Craig v. Lake Asbestos of Quebec, Ltd., 843 F.2d 145, 149 (3d Cir.1988) (emphasis added) (quoting Ventron, 94 N.J. at 500-01, 468 A.2d 150). Therefore, in order to state a claim defendants must include an allegation of fraud or injustice or the like.

It would appear that the appropriate standard for evaluating a corporate veil claim based on fraud would be Rule 9(b). However, where the claim is based on allegations of injustice or illegality, the proper standard of evaluation would be Rule 8(a)(2). See, e.g., Allied Corp. v. Frola, 701 F.Supp. 1084, 1088 (D.N.J.1988) (J. Wolin) (where plaintiffs claim was not based on fraud, but rather injustice, Rule 8(a)(2), rather than Rule 9(b), was applied); Fort Washington Resources, Inc. v. Tannen, 153 F.R.D. 565 (E.D.Pa.1994) (applying Rule 8(a)(2) to nonfraud claims); Laborers Pension Fund v. Bakke Construction Co., No. 87-963 1987 WL 19818 (N.D.Ill. Nov. 10, 1987) (applying Rule 8(a)(2) to non-fraud claims). The Court notes that even under Rule 8(a)(2), where the claim was based on injustice some courts have required relatively specific factual allegations — in effect, an intermediate standard falling somewhere between Rule 8(a)(2) and Rule 9(b). As stated in Allied Corp., “supporting allegations are necessary whenever the pleading ‘in some way casts aspersions on defendant’s moral character.’ A claim that a defendant has engaged in illegality or injustice ... would seem to be subject to this requirement.” 701 F.Supp. at 1089 (citing 5 Wright & Miller, Federal Practice and Procedure, § 1223, at 157 (1969 & Supp.1987)). Also, in Laborers Pension Fund, the Court stated that

it is possible ... to pierce the corporate veil on grounds of substantial injustice, even if there is no claim of fraud. But we require an actual factual allegation — more substantial than an intangible suspicion— before we will loose the judicial process, and the expense of discovery and depositions, on the defendant.
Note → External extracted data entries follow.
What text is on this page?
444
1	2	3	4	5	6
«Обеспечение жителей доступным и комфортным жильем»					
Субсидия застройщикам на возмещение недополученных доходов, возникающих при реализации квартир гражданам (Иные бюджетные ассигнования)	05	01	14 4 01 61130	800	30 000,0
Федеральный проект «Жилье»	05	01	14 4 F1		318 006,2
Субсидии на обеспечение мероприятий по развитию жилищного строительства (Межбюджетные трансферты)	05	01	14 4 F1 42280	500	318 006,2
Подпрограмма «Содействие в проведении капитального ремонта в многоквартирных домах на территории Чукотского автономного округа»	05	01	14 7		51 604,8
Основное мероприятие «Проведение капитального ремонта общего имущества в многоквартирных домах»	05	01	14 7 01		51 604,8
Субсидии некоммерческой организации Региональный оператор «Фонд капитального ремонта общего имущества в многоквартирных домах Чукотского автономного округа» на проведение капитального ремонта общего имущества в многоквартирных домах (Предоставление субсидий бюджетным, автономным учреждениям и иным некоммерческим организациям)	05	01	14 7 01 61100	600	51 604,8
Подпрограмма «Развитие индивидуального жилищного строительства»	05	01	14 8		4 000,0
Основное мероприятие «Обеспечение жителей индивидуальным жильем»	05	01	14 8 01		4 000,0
As noted above, defendants have simply alleged domination. Because defendants have not included even conclusory allegations as to fraud, injustice or any sort of illegality, defendants’ claims could not survive scrutiny under either Rule 9(b) or 8(a)(2). Accordingly, the Court will grant plaintiffs’ motion to dismiss. See, e.g., Fort Washington, 153 F.R.D. at 568 (dismissing corporate veil claim where defendant “fails to allege any sort of fraud or injustice necessary to state a claim for piercing the corporate veil”). 
      
      . This action comprises a number of separate lawsuits where the parties appear both as plaintiff and defendant. In order to avoid further confusion, the Court shall refer to the parties according to the posture in which they appear in action No. 94-3418, the action under which the other lawsuits have been consolidated. For clarity's sake, the Court also refers in the discussion below to the plaintiffs as Tenants and the defendants as Landlords.